Pour moi, ce sont ces deux enfants que décrit Toi avec ta douceur confuse. Je ne sais pas pour quelles raisons Henry de Montherlant aurait déguisé un garçon - qui traverse par ailleurs l'ensemble de son oeuvre en différents oripaux - sous les traits d'un féminin anonyme mais je crois qu'un jeune auteur peut, par crainte, par pudeur ou par goût du masque, brouiller les pistes littéraires de ses passions les plus intimes.
Si vous voulez en savoir plus sur Philippe Giquel et sur les rapports, étranges, que les deux hommes entretinrent à l'âge adulte, vous pouvez consulter l'article, très fouillé, de Christian Lançon intitulé Philippe Giquel, le prince des airs publié ici par Henri de Meûs.
@ Juliette2a:
Citation :
Merci pour très très bons commentaires sur René Char et Montherlant ! cheers
Merci à toi de laisser un mot malgré les occupations de la rentrée.
Citation :
J'avoue que c'est une découverte pour moi, car, même si j'en ai entendu parler, je n'ai jamais eu l'occasion de lire ces deux auteurs, alors merci pour ces présentations Wink
Avec joie, et tant mieux. Je suis sûre que nous ferons tous de belles découvertes durant cette Quinzaine de la poésie.
Citation :
De mon côté, j'ai beaucoup aimé les deux poèmes, avec une préférence pour celui de Montherlant, qui m'a plus touchée I love you
C'est un poème qui, je crois, peut trouver sa place dans la vie et les sentiments de beaucoup de lecteurs, en effet.
Dérinoé Ready for a strike!
Nombre de messages : 1084 Date d'inscription : 15/10/2011
Sujet: Re: Poèmes, poésie : partageons nos poèmes préférés... Mar 1 Sep 2015 - 12:34
Encore un double-post, Quinzaine de la poésie oblige! Mais, je le promets, je me ferai à l'avenir plus discrète et me contenterai de commenter les poèmes proposés par les autres participants.
Après l'incommunicabilité des sentiments et l'insaisissabilité des êtres, voici les mots plaqués à toute force sur le vivant...
Pour ce troisième jour, j'aimerais vous présenter un texte de la poétesse grecque Kikí Dimoulá (née en 1931) qui travailla pour la Banque de Grèce durant un quart de siècle, publiant des recueils en marge de son activité professionnelle. De son propre aveu, c'est à sa rencontre avec le poète Àthos Dimoulas (1921-1985) - qui deviendra ensuite son époux et dont elle aura deux enfants - qu'elle doit son initiation à la poésie et sa plongée dans le monde de l'écriture. Avec Je te salue Jamais (1988), elle commence à obtenir une certaine reconnaissance publique, recevant du reste pour ce recueil le Second Prix d'Etat 1989. Kikí Dimoulá fait partie depuis 2002 de l'Académie grecque et a publié à ce jour douze recueils de poèmes, tous en grec moderne.
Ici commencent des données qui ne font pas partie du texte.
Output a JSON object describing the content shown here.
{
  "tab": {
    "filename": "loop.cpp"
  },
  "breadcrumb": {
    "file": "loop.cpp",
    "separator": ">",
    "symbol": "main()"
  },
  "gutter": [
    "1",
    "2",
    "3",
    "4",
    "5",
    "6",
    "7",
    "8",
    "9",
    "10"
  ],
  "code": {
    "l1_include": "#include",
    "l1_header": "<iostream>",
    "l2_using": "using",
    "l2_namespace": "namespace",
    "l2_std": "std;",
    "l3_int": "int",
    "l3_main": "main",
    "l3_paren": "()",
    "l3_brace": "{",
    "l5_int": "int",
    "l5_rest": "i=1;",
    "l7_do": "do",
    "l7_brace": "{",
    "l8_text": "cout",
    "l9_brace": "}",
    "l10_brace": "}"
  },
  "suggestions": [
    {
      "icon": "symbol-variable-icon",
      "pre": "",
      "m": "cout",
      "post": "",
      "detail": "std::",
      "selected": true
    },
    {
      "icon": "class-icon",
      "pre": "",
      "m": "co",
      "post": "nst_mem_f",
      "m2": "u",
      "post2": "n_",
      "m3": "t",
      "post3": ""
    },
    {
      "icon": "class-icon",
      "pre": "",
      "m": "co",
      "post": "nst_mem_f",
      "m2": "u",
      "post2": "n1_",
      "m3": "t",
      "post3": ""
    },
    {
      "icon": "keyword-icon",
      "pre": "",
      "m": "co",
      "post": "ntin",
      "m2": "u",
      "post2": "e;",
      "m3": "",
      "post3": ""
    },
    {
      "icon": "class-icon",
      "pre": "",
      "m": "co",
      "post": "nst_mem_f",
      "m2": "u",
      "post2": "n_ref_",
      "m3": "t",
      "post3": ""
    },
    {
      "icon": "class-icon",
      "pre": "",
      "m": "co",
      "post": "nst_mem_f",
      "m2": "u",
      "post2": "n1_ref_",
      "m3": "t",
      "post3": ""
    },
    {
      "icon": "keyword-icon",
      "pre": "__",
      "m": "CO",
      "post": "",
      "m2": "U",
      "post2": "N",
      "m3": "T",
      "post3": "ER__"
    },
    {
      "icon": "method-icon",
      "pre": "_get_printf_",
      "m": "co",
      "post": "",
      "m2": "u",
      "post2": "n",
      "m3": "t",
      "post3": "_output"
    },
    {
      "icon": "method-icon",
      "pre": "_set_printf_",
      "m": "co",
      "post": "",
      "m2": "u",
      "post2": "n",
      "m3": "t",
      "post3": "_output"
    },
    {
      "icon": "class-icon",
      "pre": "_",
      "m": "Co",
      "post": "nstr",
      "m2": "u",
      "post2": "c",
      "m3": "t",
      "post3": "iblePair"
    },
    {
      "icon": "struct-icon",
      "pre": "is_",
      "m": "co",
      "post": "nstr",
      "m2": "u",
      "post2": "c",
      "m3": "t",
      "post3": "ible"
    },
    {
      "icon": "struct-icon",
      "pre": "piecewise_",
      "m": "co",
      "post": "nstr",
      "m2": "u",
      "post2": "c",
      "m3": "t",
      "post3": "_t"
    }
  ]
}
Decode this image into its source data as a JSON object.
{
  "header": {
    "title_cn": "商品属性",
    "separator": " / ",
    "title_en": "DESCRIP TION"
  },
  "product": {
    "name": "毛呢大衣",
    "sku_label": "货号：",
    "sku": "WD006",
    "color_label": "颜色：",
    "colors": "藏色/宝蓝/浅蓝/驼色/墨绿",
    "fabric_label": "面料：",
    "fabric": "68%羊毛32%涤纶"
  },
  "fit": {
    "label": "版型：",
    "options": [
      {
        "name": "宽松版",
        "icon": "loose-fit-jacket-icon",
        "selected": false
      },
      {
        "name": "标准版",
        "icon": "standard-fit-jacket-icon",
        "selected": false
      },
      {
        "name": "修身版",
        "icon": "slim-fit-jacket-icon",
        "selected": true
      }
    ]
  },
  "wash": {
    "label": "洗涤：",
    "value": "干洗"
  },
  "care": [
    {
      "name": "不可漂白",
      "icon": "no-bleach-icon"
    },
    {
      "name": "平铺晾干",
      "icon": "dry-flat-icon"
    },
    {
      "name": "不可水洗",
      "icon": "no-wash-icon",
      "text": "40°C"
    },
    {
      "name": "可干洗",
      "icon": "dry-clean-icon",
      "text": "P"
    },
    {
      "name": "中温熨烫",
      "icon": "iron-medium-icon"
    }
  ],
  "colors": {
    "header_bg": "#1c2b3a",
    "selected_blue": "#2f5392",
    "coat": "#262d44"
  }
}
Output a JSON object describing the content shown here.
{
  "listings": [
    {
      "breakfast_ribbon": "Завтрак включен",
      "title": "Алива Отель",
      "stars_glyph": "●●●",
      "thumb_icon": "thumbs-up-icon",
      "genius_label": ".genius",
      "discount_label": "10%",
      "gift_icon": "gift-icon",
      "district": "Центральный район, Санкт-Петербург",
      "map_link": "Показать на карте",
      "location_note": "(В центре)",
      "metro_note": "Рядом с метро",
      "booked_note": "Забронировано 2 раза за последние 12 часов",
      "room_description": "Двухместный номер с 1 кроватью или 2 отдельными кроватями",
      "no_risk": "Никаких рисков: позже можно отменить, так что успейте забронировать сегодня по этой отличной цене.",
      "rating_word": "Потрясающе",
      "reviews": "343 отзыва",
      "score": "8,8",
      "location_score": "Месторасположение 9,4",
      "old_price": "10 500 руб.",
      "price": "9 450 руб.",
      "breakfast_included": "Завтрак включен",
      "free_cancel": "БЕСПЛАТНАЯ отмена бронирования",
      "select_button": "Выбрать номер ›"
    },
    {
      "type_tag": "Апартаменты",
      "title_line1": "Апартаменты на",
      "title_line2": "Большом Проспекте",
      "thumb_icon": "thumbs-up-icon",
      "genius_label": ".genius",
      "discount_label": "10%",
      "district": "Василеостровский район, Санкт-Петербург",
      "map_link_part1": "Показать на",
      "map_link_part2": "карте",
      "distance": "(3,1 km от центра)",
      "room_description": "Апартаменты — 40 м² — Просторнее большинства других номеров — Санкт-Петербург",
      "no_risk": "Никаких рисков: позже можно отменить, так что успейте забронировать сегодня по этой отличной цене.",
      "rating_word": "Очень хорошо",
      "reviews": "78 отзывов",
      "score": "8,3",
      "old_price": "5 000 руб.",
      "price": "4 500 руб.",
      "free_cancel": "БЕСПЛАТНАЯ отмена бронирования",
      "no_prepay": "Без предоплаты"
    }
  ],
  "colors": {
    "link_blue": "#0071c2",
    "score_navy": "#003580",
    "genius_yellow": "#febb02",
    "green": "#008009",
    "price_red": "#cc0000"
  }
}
Le recueil dont je tire le texte d'aujourd'hui s'intitule Le Peu du monde et a été publié en 1971, alors que l'auteur connaissait une succès encore très confidentiel. Il est disponible depuis 2010 dans la collection Nrf de Gallimard, dans une traduction française de Michel Volkovitch et publié tout ensemble avec le recueil Je te salue Jamais mentionné plus haut.
Kikí Dimoulá, Le Peu du monde suivi de Je te salue Jamais, Préface de Nikos Dimou, traduit du grec par Michel Volkovitch, Collection Poésie/Gallimard, Gallimard, 2010.
Les titres qui composent Le Peu du monde constituent des poèmes à eux tous seuls: Incident ailé, Choses nouées, Défaut dans le tissu, La Souffrance de la pluie ou encore Images qui font le silence. Celui que je vous propose ce matin ne dépare pas: il s'intitule La Pierre périphrase.
Spoiler:
La Pierre périphrase
Dis quelque chose, n'importe quoi. Mais ne reste pas là comme une absence en acier. Choisis ne serait-ce qu'un mot, qui te liera plus étroitement à l'indéfini. Dis: "en vain", "arbre", "nu". Dis: "on verra", "impondérable", "poids". Il y a tant de mots qui rêvent d'une vie brève, sans liens, avec ta voix.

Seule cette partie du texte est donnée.